Last year, I entered my girl into a lottery for two local charter schools that are rated exceptionally well. Lottery time came and went and we heard nothing. Just a few weeks ago, I learned she was #90 on the waitlist for one of them and I didn’t even bother checking the second charter waitlist. Who needs that kinds of rejection? Then midweek, I received a phone call from the second charter that a spot had opened up for her. Whhhhhhhhaaaaaaaatttttt????? It completely threw me for a loop and all of a sudden, I had to get days worth of paperwork together in three hours. I toured the school, asked questions that I wouldn’t have known to ask before (schedule, recess, homework, etc). I started feeling a little better and I enrolled her on the spot. That was mostly because the school is in such demand that they needed an answer almost immediately because hundreds of others were waiting in the wings. And I wasn’t going to let my girl sit in a school that is rated 5/10 when a 10/10 school was inviting her in. The new school groups students together based on ability, and thus teach to that level so no student is left waiting for others to catch up and other students are not left feeling inadequate.
I know this particular school is very heavy on academics. It’s a nerd’s dream come true, which works for us because both my husband and I are nerds. So is my youngest. I have a strong feeling they’ll make the fit with my daughter too. Something that intrigued me greatly is that the school provides after-school clubs for 45 mins. These happen on-campus, and are mostly free. Clubs like art, reading, music, yoga (yes, yoga for K-2 grades), a fitness club, poetry, creative writing, an environmental club, theater, younger singers, a gaming club. What’s not to love there? Then, when the kids get to the third grade, the clubs mature to science olympiads, math olympiads, sports, gardening, newspaper club and more. The kids have recess every single day, as well as PE during the week, along with art and music classes.

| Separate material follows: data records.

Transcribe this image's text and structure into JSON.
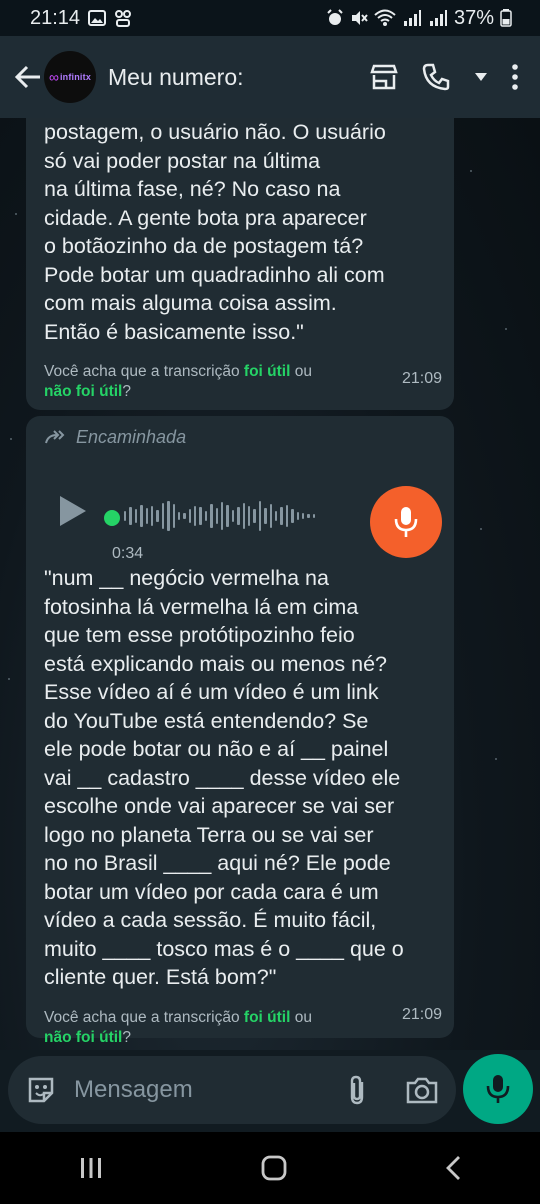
{
  "status_bar": {
    "time": "21:14",
    "battery": "37%"
  },
  "header": {
    "contact_name": "Meu numero:",
    "avatar_logo_text": "infinitx"
  },
  "messages": [
    {
      "text": "postagem, o usuário não. O usuário\nsó vai poder postar na última\nna última fase, né? No caso na\ncidade. A gente bota pra aparecer\no botãozinho da de postagem tá?\nPode botar um quadradinho ali com\ncom mais alguma coisa assim.\nEntão é basicamente isso.\"",
      "feedback_prefix": "Você acha que a transcrição ",
      "feedback_yes": "foi útil",
      "feedback_or": " ou",
      "feedback_no": "não foi útil",
      "feedback_suffix": "?",
      "time": "21:09"
    },
    {
      "forwarded_label": "Encaminhada",
      "audio_duration": "0:34",
      "text": "\"num __ negócio vermelha na\nfotosinha lá vermelha lá em cima\nque tem esse protótipozinho feio\nestá explicando mais ou menos né?\nEsse vídeo aí é um vídeo é um link\ndo YouTube está entendendo? Se\nele pode botar ou não e aí __ painel\nvai __ cadastro ____ desse vídeo ele\nescolhe onde vai aparecer se vai ser\nlogo no planeta Terra ou se vai ser\nno no Brasil ____ aqui né? Ele pode\nbotar um vídeo por cada cara é um\nvídeo a cada sessão. É muito fácil,\nmuito ____ tosco mas é o ____ que o\ncliente quer. Está bom?\"",
      "feedback_prefix": "Você acha que a transcrição ",
      "feedback_yes": "foi útil",
      "feedback_or": " ou",
      "feedback_no": "não foi útil",
      "feedback_suffix": "?",
      "time": "21:09"
    }
  ],
  "composer": {
    "placeholder": "Mensagem"
  },
  "colors": {
    "accent_green": "#25d366",
    "mic_orange": "#f4602b",
    "send_green": "#00a884",
    "bubble": "#202c33",
    "header": "#1f2c34"
  }
}
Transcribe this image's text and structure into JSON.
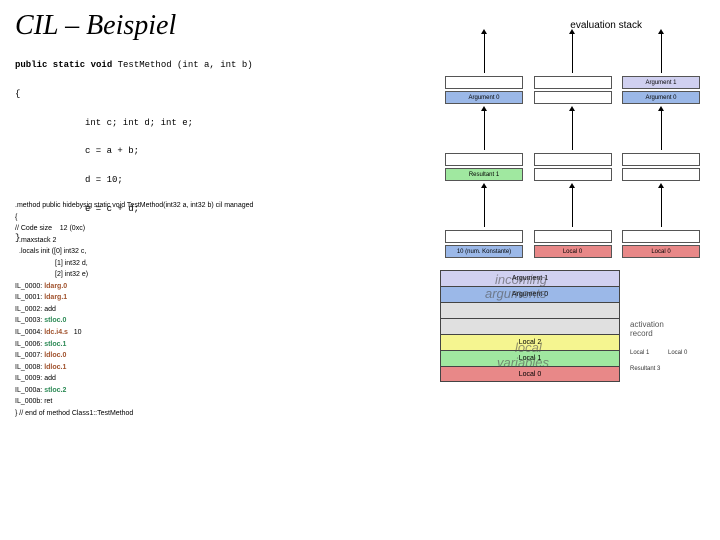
{
  "title": "CIL – Beispiel",
  "eval_label": "evaluation stack",
  "csharp": {
    "sig_kw": "public static void",
    "sig_rest": " TestMethod (int a, int b)",
    "open": "{",
    "l1": "int c; int d; int e;",
    "l2": "c = a + b;",
    "l3": "d = 10;",
    "l4": "e = c + d;",
    "close": "}"
  },
  "cil": {
    "head": ".method public hidebysig static void  TestMethod(int32 a, int32 b) cil managed",
    "open": "{",
    "codesize_l": "// Code size",
    "codesize_v": "12 (0xc)",
    "maxstack": ".maxstack  2",
    "locals0": ".locals init ([0] int32 c,",
    "locals1": "[1] int32 d,",
    "locals2": "[2] int32 e)",
    "i0": "IL_0000:",
    "o0": "ldarg.0",
    "i1": "IL_0001:",
    "o1": "ldarg.1",
    "i2": "IL_0002:",
    "o2": "add",
    "i3": "IL_0003:",
    "o3": "stloc.0",
    "i4": "IL_0004:",
    "o4": "ldc.i4.s",
    "v4": "10",
    "i6": "IL_0006:",
    "o6": "stloc.1",
    "i7": "IL_0007:",
    "o7": "ldloc.0",
    "i8": "IL_0008:",
    "o8": "ldloc.1",
    "i9": "IL_0009:",
    "o9": "add",
    "ia": "IL_000a:",
    "oa": "stloc.2",
    "ib": "IL_000b:",
    "ob": "ret",
    "end": "} // end of method Class1::TestMethod"
  },
  "stack": {
    "row1": {
      "a": "",
      "b": "",
      "c": "Argument 1"
    },
    "row2": {
      "a": "Argument 0",
      "b": "",
      "c": "Argument 0"
    }
  },
  "stack2": {
    "row1": {
      "a": "",
      "b": "",
      "c": ""
    },
    "row2": {
      "a": "Resultant 1",
      "b": "",
      "c": ""
    }
  },
  "stack3": {
    "row1": {
      "a": "",
      "b": "",
      "c": ""
    },
    "row2": {
      "a": "10 (num. Konstante)",
      "b": "Local 0",
      "c": "Local 0"
    }
  },
  "stack4": {
    "row1": {
      "a": "",
      "b": "",
      "c": ""
    },
    "row2": {
      "a": "",
      "b": "",
      "c": "Resultant 3"
    }
  },
  "rec": {
    "r0": "Argument 1",
    "r1": "Argument 0",
    "r2": "Local 2",
    "r3": "Local 1",
    "r4": "Local 0",
    "ov1": "incoming",
    "ov2": "arguments",
    "ov3": "local",
    "ov4": "variables",
    "act": "activation\nrecord",
    "kv1": "Local 1",
    "kv2": "Local 0",
    "kv3": "Resultant 3"
  }
}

She also doesn’t have that mandated extra hour of school every day, like her old school. The only extra time is optional and will be based on my daughter’s interest in the item. She has a school uniform now. I’ll be sad to see the rainbow outfits disappear but it is what it is. I’ll take a better education over fashion.
Tomorrow, my 5-year-old starts the new school. I was a little worried that she wouldn’t care for a transition so I asked her during the week if she liked her teacher, Mrs.V, and the answer was “No, not really.” Well then. For the record, I think Mrs.V is a great teacher and a sweetheart, but my girl did not take her to from the moment they met. After her final day at her old school came to a close (Friday), I drove her to her new school so that she wouldn’t have the weekend to wait and wonder, be anxious, about the new place and she was impressed. She liked it and I think we’re already off to a good start. She got to tour the four kindergarten classes, met two of the teachers and thought the rooms were fantastic.
My shoulders have dropped two inches and while I was still awake at 4am this morning worrying about it all, I have a feeling (a hope) that in a few weeks, I might even be able to sleep through the night, something that hasn’t happened in 6 weeks, content that my girl is getting what she needs.